10日の土曜日、グリーンウッド/フィニーのART UP に行ってきました。
今回は般若心経全文をチョークで道路に書くその周りを3人の黒装束女性が踊る、という舞踏の旅。ヒロシマ・ナガサキの鎮魂でもある。
7時頃開始。ピアノ屋さんの前で第1文字目。
かっこええ。
カラフルな夏の子どもたちの中でモノトーンな集団が際立つ。
「えええーとこれはブディズムの有名なスートラでぇ、たしか全文が3百何文字かあってぇ…」とまるでしどろもどろな答えしかできなかったのをはげしく反省。
音楽は千種さんの三味線で、ベンベンベンベン…とうねるような、低い控えめな伴奏でした。
去年のART UPの舞踏の旅は、薫さんとジョアンさんのコミカルな道中で、夏の夕方の歩行者天国(死語?)のお祭りに溶け込んだ、アップビートなものだったのだけど、今年のこれはもう180度違う、葬列のような静かな道中でした。
何の映画だったか、緑の田園の中を棺をかついだ葬列が行く風景を思い出した。
「弔」を纏う女。声のない女たちがひきずる黒いリボン。
道のあちこちで賑やかなバンドが演奏したりもしているのだけど、そんなことには全く関係なく、異界の道中が少しずつ進んでいく。
般若心経が、子どもたちのチョークお絵描き広場へ突入。
「 OLIVE」を迂回していくお経。
犬たちも見守る。シアトルの夏の日は長いとはいえ、だんだんと日暮れが早くなってきた。この日の日没は8時半頃。
とっぷりと日も暮れきった午後9時半ちかく。Ken's Market の前で、ついに最後の一文字が完成。

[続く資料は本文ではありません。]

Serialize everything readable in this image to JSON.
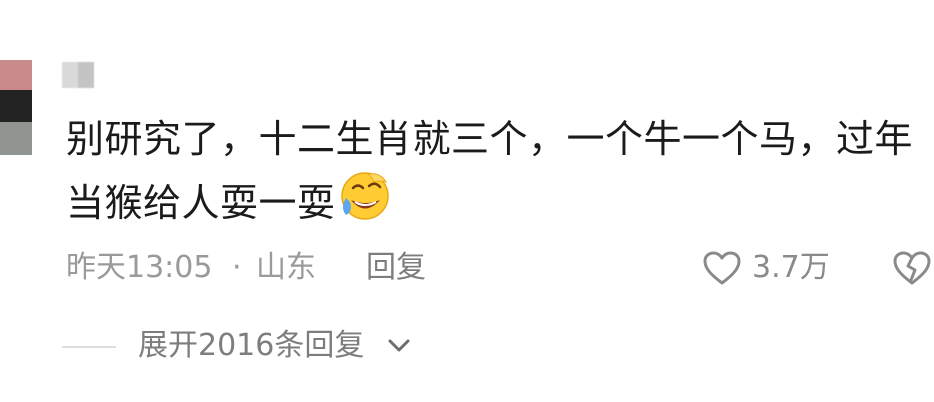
{
  "comment": {
    "text_line_1": "别研究了，十二生肖就三个，一个牛一个马，过年",
    "text_line_2": "当猴给人耍一耍",
    "emoji": "laughing-crying-face-icon"
  },
  "meta": {
    "time": "昨天13:05",
    "separator": "·",
    "location": "山东",
    "reply_label": "回复"
  },
  "actions": {
    "like_count": "3.7万",
    "like_icon": "heart-outline-icon",
    "dislike_icon": "broken-heart-icon"
  },
  "replies": {
    "expand_label": "展开2016条回复",
    "expand_icon": "chevron-down-icon"
  },
  "colors": {
    "text_primary": "#1b1b1b",
    "text_secondary": "#9a9a9a",
    "emoji_yellow": "#ffcc33",
    "emoji_tear": "#5aa7f0"
  }
}
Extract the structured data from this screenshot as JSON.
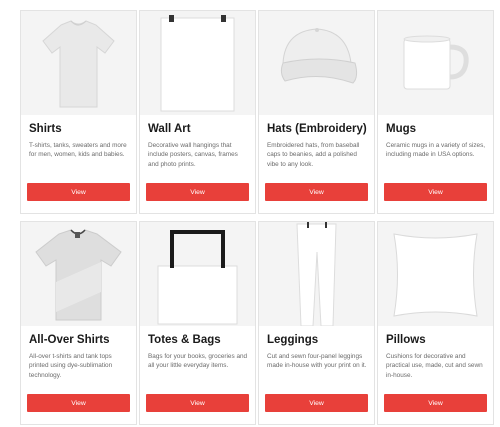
{
  "colors": {
    "button_bg": "#e8403a",
    "button_text": "#ffffff",
    "card_border": "#e3e3e3",
    "image_bg": "#f2f2f2"
  },
  "products": [
    {
      "title": "Shirts",
      "description": "T-shirts, tanks, sweaters and more for men, women, kids and babies.",
      "button_label": "View",
      "icon": "t-shirt-icon"
    },
    {
      "title": "Wall Art",
      "description": "Decorative wall hangings that include posters, canvas, frames and photo prints.",
      "button_label": "View",
      "icon": "poster-icon"
    },
    {
      "title": "Hats (Embroidery)",
      "description": "Embroidered hats, from baseball caps to beanies, add a polished vibe to any look.",
      "button_label": "View",
      "icon": "cap-icon"
    },
    {
      "title": "Mugs",
      "description": "Ceramic mugs in a variety of sizes, including made in USA options.",
      "button_label": "View",
      "icon": "mug-icon"
    },
    {
      "title": "All-Over Shirts",
      "description": "All-over t-shirts and tank tops printed using dye-sublimation technology.",
      "button_label": "View",
      "icon": "all-over-shirt-icon"
    },
    {
      "title": "Totes & Bags",
      "description": "Bags for your books, groceries and all your little everyday items.",
      "button_label": "View",
      "icon": "tote-bag-icon"
    },
    {
      "title": "Leggings",
      "description": "Cut and sewn four-panel leggings made in-house with your print on it.",
      "button_label": "View",
      "icon": "leggings-icon"
    },
    {
      "title": "Pillows",
      "description": "Cushions for decorative and practical use, made, cut and sewn in-house.",
      "button_label": "View",
      "icon": "pillow-icon"
    }
  ]
}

と、この時。見守るのは「弔」の女たちだけではなく、わらわらと子どもたちが集まってきたではありませんか。
何か魔法の完成を見ているかのような釘付けっぷり。
何かこの子どもたちを強力に惹きつけるものがあるのだな。
背中がぞくぞくとしました。
美しい円におさまった、きらきらと光る文字。
約2時間半におよぶ声のない道中は、こどもたちの拍手でしめくくり。
2時間半のアスファルト写経を終えたよしこ氏の指の皮が剥けていました。
荒行を見届けた。輝いていますね。